Fractures of the posterior medial plateau may require a posteromedial incision for fracture reduction and plate stabilization.

Postoperative care: Patients are kept non–weight bearing with or without continuous passive motion, and active range of motion is encouraged.

Weight bearing is allowed at 8 to 12 weeks.

COMPLICATIONS

Arthrofibrosis: This is common. It is related to trauma from injury and surgical dissection, extensor retinacular injury, scarring, and postoperative immobility. It is more common in higher energy injuries.

Infection: This is often related to ill-timed incisions through compromised soft tissues with extensive dissection for implant placement.

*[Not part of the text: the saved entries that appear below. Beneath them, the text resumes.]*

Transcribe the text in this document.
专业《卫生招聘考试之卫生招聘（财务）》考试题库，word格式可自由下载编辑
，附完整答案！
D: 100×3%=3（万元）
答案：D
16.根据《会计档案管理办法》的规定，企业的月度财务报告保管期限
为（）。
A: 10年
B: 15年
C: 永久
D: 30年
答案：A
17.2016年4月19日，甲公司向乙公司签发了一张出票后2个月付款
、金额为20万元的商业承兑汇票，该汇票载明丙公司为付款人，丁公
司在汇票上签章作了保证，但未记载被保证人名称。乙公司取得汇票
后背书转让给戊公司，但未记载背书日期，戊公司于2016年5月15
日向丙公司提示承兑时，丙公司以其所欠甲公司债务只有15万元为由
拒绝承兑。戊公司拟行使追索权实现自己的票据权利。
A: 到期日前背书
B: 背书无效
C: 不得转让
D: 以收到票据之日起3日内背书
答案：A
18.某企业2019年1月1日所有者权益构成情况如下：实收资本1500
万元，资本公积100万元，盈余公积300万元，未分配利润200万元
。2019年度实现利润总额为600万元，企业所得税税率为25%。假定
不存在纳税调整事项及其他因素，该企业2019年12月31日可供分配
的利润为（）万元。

Compartment syndrome: This uncommon but devastating complication involves the tight fascial compartments of the leg. It emphasizes the need for high clinical suspicion, serial neurovascular examinations, particularly in the unconscious or obtunded patient, aggressive evaluation, including compartment pressure measuring if necessary, and expedient treatment consisting of emergency fasciotomies of all compartments of the leg.

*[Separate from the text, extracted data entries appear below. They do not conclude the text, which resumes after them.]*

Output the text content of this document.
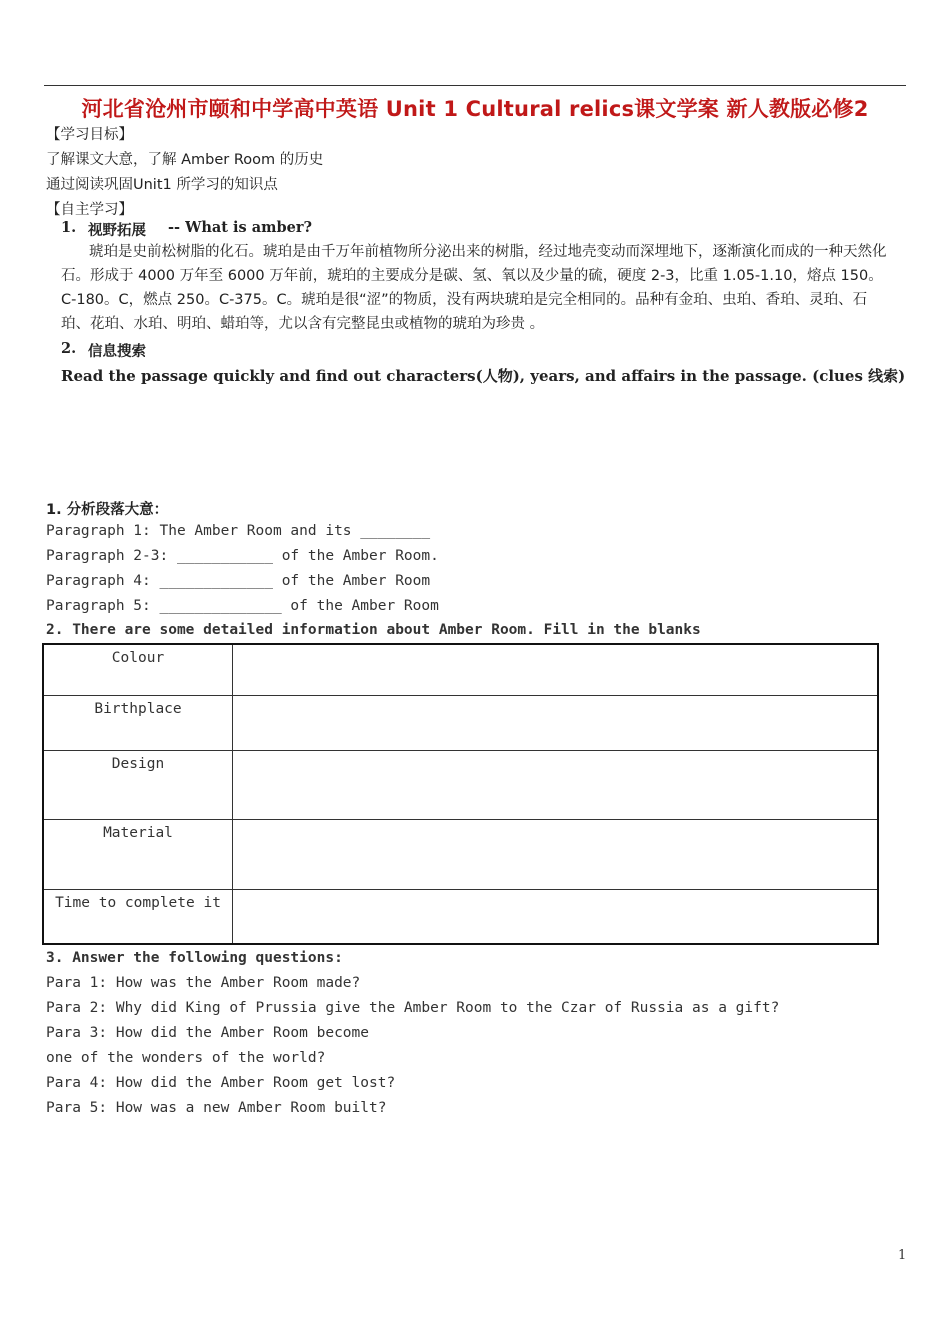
河北省沧州市颐和中学高中英语 Unit 1 Cultural relics课文学案 新人教版必修2
【学习目标】
了解课文大意，了解 Amber Room 的历史
通过阅读巩固Unit1 所学习的知识点
【自主学习】
1. 视野拓展 -- What is amber?
琥珀是史前松树脂的化石。琥珀是由千万年前植物所分泌出来的树脂，经过地壳变动而深埋地下，逐渐演化而成的一种天然化石。形成于 4000 万年至 6000 万年前，琥珀的主要成分是碳、氢、氧以及少量的硫，硬度 2-3，比重 1.05-1.10，熔点 150。C-180。C，燃点 250。C-375。C。琥珀是很“涩”的物质，没有两块琥珀是完全相同的。品种有金珀、虫珀、香珀、灵珀、石珀、花珀、水珀、明珀、蜡珀等，尤以含有完整昆虫或植物的琥珀为珍贵 。
2. 信息搜索
Read the passage quickly and find out characters(人物), years, and affairs in the passage. (clues 线索)
1. 分析段落大意：
Paragraph 1: The Amber Room and its ________
Paragraph 2-3: ___________ of the Amber Room.
Paragraph 4: _____________ of the Amber Room
Paragraph 5: ______________ of the Amber Room
2. There are some detailed information about Amber Room. Fill in the blanks
Colour	
Birthplace	
Design	
Material	
Time to complete it	
3. Answer the following questions:
Para 1: How was the Amber Room made?
Para 2: Why did King of Prussia give the Amber Room to the Czar of Russia as a gift?
Para 3: How did the Amber Room become
one of the wonders of the world?
Para 4: How did the Amber Room get lost?
Para 5: How was a new Amber Room built?
1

Malunion or nonunion: This is most common in Schatzker VI fractures at the metaphyseal–diaphyseal junction, related to comminution, unstable fixation, implant failure, or infection.

Posttraumatic osteoarthritis: This may result from residual articular incongruity, chondral damage at the time of injury, or malalignment of the mechanical axis.

Peroneal nerve injury: This is most common with trauma to the lateral aspect of the leg where the peroneal nerve courses in proximity to the fibular head and lateral tibial plateau. It can be iatrogenic.

Popliteal artery injury: This is rare.

Avascular necrosis of small articular fragments: This may result in loose bodies within the knee.